At that point I happened to see some 30 metres away two little boys breaking off pieces of the pots at their rims and throwing them in a game of toss and keep.

So I followed suit. I quickly broke off shards from three pots and examined them.

Prof Stephen B Young, now Global Executive Director of the Caux Round Table and a visiting faculty member at Sasin Graduate Institute Of Business Administration, received an award marking the 50th anniversary of Ban Chiang village from Anant Chuchote, director-general of the the Fine Arts Department. (Photo courtesy Sasin)

Now I was mindful of old Thai art and pottery because my parents had seen to my education in that way, especially my mother, Patricia Morris Young, recently deceased.

In 1961, Dad had been sent by President Kennedy to be the US Ambassador to Thailand. He had insisted we kids learn to speak Thai. He took lessons too. Mum, with her love of art history took us to more museums and lectures than we care to remember to learn about Thai art and history.

So in 1966 -- perhaps also by chance -- my mind was somewhat cognisant of what to look for in old pottery shards.

I quickly saw the shards had no glaze on their surfaces -- a sign of primitive manufacture. They had grains of rice and rice husks in the clay still visible -- a sign of low firing temperature and so of primitive technology.

And, most importantly, each piece in my hands had been painted with superb designs in red, each one different from the other, and all unlike anything ever found in Thailand.

I sensed they were very old and important and saw that the site was large. I was standing where hundreds of pots were poking up through the surface of the dirt path.

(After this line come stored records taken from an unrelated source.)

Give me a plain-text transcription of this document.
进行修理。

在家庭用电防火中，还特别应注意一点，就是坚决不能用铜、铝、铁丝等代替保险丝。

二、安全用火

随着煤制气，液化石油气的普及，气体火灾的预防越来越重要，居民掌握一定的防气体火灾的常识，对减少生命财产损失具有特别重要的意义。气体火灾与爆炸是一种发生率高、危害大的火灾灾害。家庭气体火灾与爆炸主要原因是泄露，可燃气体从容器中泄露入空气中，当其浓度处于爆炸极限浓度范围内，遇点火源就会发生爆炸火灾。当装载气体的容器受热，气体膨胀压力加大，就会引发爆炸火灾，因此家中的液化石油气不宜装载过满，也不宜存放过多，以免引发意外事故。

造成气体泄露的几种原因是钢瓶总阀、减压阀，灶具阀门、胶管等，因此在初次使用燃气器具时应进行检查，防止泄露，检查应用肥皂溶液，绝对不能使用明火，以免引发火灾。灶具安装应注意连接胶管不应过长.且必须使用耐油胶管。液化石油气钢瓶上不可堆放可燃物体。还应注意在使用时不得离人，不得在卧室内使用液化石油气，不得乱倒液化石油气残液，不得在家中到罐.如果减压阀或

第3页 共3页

So as unobtrusively as I could I collected some specimen pots and took them back to experts in Bangkok and the Ban Chiang Bronze Age was then officially discovered.

I went back to Harvard College to write my thesis and finish my senior year.

Yet my mindfulness one day in 1966 in a small village in northeastern Thailand turned chance into history.

What happens to us by chance -- for good or bad -- gives us opportunities to take charge, to use our minds, to think, to draw on our education, our insights, our courage, to do right, and so to shape the history of our times.

We are not necessarily always pawns of those in power or victims of bad luck. Each of us has a capacity to engage with destiny and shape it.


Stephen B Young is Global Executive Director of Caux Round Table.